Education graduate students Alexis Bigelow, Jimmy McLean and Mónica Pineda created Daring Dialogue after witnessing racial biases during their experience as classroom teachers and field supervisors for undergraduates.
“I felt there was a need to talk about how our everyday language and ways of being can be racist,” Pineda said. “If we don't offer the opportunity to have that conversation, it’s hard to have the expectation that we will all be aware and conscious of how we hurt others.”
Daring Dialogue is an eight-session program where future educators can discuss race and understand race relations within the classroom, Pineda said.
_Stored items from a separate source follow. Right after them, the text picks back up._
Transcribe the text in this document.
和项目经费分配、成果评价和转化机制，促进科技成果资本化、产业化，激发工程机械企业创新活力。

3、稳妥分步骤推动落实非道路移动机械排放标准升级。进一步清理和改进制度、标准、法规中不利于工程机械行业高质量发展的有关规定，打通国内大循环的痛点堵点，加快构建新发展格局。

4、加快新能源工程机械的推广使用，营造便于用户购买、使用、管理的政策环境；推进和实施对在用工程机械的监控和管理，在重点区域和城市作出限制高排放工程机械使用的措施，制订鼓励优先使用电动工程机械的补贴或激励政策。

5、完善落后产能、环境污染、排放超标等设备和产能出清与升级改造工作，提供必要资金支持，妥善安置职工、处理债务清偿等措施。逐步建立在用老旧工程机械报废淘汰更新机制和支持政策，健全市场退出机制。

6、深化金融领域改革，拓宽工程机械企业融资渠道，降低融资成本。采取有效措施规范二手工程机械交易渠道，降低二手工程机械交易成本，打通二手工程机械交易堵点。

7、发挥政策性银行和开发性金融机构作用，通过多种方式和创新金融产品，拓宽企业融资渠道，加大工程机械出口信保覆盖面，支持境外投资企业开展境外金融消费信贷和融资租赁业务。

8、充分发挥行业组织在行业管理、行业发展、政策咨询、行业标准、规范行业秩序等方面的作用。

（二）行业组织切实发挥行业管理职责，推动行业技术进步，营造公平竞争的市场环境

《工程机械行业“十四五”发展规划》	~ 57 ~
The sessions focus on intersectionality, color blindness, microaggressions and stereotypes.
McLean said while students touch on race relations in their coursework, they struggle to apply their learning to the classroom.
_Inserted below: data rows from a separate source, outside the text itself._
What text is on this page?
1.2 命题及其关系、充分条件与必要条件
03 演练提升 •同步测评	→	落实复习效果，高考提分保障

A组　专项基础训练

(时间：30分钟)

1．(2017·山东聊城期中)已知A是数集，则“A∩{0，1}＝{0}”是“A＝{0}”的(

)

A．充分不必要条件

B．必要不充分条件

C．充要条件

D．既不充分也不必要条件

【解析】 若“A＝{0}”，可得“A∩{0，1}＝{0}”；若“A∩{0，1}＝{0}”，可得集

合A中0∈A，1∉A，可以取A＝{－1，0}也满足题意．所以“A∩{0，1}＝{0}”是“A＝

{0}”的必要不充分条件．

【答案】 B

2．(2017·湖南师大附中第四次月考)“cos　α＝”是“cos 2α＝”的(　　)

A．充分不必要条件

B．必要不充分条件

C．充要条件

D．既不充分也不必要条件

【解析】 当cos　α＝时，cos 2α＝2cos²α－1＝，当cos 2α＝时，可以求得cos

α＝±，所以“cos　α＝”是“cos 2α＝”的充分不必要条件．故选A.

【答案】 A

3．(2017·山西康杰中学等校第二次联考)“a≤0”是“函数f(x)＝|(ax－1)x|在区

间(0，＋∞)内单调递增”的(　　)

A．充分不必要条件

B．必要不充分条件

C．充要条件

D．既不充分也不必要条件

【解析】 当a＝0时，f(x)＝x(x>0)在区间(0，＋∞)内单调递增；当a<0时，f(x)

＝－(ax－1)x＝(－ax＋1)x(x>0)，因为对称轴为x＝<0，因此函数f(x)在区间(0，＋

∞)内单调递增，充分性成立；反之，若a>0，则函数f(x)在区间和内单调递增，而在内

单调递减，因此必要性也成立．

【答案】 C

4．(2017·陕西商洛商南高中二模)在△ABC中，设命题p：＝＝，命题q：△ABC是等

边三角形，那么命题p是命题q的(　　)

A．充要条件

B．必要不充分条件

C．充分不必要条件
“In the field we were seeing a lot of disconnect,” McLean said. “We’re encouraging our teachers to question commonplace racist practices, but they’re in a difficult position in the field to do that. (Daring Dialogue) can give us a space to think about that more.”
The Daring Dialogue learning sessions will be grouped by race, and the groupings will depend on the demographics of who signs up, McLean said.
“Participants will (be) split into groups based on how they identify racially,” McLean said. “We expect to have a group of white participants, a group of Black/African American participants, Latinx participants and Asian American/Pacific Islander.”
Bigelow said the groups will be split by race to allow both people of color and white people safe spaces to talk about their experiences.
“It is a safer space for white people to learn, unlearn and unpack biases and stereotypes,” Bigelow said. “In the people of color group, they are also learning and unlearning, but it is also a place of fellowship and respite.”
While the ideas behind Daring Dialogue were conceived last fall, Pineda said the Black Lives Matter movement and recent protests increased the relevance of the initiative. She said the College of Education administration is in support of Daring Dialogue. Bridget Glaser, director of communications for the College of Education, said the program is a part of the college.
“It escalated the sense of emergency,” Pineda said. “These events allowed the people around us to say, ‘You’re right, this is needed.’ (The College of Education) is actively trying to do as much as they can, and this is a space that needs attention.”
McLean said they plan to promote Daring Dialogue through social media, email and word-of-mouth. McLean said they hope to use their connection with undergraduate students as teaching assistants and lecturers to recruit people into the program. Enrollment details are to be determined, McLean said.
“We hope people will understand their positionality and how that affects student learning and student relationships,” Bigelow said. “And better, pick up practices that are anti-racist.”